Don’t reinvent the wheel for your business’s holiday policy. Hit these major points in your employee handbook:

1. Identify your business’s observed holidays

List the holidays for which your business either closes or offers holiday pay. Many industries have developed norms for observed holidays. For example, government and nonprofit entities generally observe all federal holidays.

Sometimes holidays fall outside your business hours. Define what happens in those scenarios. You may choose not to observe the holiday or observe it on the closest business day. You should stipulate that employees are not expected to work on observed holidays unless asked.

2. Explain holiday pay eligibility

Your holiday pay policy will likely look different for different employee classes, like hourly vs. salaried or part-time vs. full-time. Mention that upfront.

For example, many businesses only offer paid holidays to non-exempt employees who have been at the company for more than a month or two. Temporary or part-time employees might not earn holiday pay at all.

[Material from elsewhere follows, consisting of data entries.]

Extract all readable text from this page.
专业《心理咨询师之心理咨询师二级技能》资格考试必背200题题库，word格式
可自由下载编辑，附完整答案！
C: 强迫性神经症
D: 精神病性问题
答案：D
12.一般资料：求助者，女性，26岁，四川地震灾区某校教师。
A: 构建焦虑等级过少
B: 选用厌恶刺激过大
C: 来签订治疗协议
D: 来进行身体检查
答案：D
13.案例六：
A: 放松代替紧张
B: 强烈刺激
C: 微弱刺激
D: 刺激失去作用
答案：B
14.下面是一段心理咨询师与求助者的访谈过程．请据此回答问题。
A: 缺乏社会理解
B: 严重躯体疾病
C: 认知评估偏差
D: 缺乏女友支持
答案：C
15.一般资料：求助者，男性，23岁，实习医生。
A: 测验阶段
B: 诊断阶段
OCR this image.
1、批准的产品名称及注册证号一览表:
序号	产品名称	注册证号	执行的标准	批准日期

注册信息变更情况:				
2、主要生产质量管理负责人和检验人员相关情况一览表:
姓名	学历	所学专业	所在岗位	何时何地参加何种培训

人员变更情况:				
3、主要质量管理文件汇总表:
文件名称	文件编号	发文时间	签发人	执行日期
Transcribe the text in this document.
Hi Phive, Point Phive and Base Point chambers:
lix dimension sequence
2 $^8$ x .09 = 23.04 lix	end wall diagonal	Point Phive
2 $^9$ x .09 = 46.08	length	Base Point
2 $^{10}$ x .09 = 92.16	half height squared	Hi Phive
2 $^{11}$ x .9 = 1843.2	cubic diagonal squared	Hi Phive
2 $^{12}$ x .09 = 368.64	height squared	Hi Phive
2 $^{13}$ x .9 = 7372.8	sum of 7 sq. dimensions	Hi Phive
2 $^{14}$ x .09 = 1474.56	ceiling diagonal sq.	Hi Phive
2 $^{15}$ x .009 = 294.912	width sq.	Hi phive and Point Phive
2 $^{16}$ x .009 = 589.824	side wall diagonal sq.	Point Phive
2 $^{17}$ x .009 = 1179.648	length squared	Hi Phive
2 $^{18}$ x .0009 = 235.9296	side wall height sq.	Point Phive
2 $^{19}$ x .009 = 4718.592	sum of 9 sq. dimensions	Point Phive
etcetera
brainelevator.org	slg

Exempt, salaried employees customarily earn their regular salary whether or not they work on an observed holiday, so any additional compensation doesn’t apply to them.

3. Define holiday pay

Here’s the meat of your holiday pay policy. Your two-pronged compensation policy should answer the following questions:

  • Do eligible employees earn their regular hourly wages on observed holidays even when they don’t report to work?
  • Do eligible employees who work on holidays earn their regular wages, or is there a shift differential? If so, what is the differential rate?

For example, a business policy might say something like:

All eligible hourly employees earn what would be their regular wages on observed holidays. Further, hourly employees who are asked to work on holidays earn a time-and-a-half shift differential, or 1.5 times their standard hourly rate. Those who work on an observed holiday are eligible to take a day off at another time. Salaried employees earn their regular wages regardless of whether they are required to report to work.

4. Address religious holiday observance

Employees might observe religious holidays not included in your business’s holiday list. The Civil Rights Act of 1964 says that companies with more than 15 employees must let employees take unpaid time off to observe religious holidays unless it would cause undue hardship to the business. Some states have instituted a similar law for smaller companies.

5. Consider offering a floating holiday

A floating holiday provides flexibility to employees who need a day off for religious holidays that your business doesn’t observe. Or, employees can treat it as an extra vacation day.

Businesses usually stipulate that a floating holiday doesn’t accrue, or roll over, to the next year, even if vacation days do.

Keep your best employees with holiday pay

Employee retention boosts your company’s productivity and lowers the time spent recruiting new workers. Holiday pay is just one piece of a benefits package that makes employees feel valued.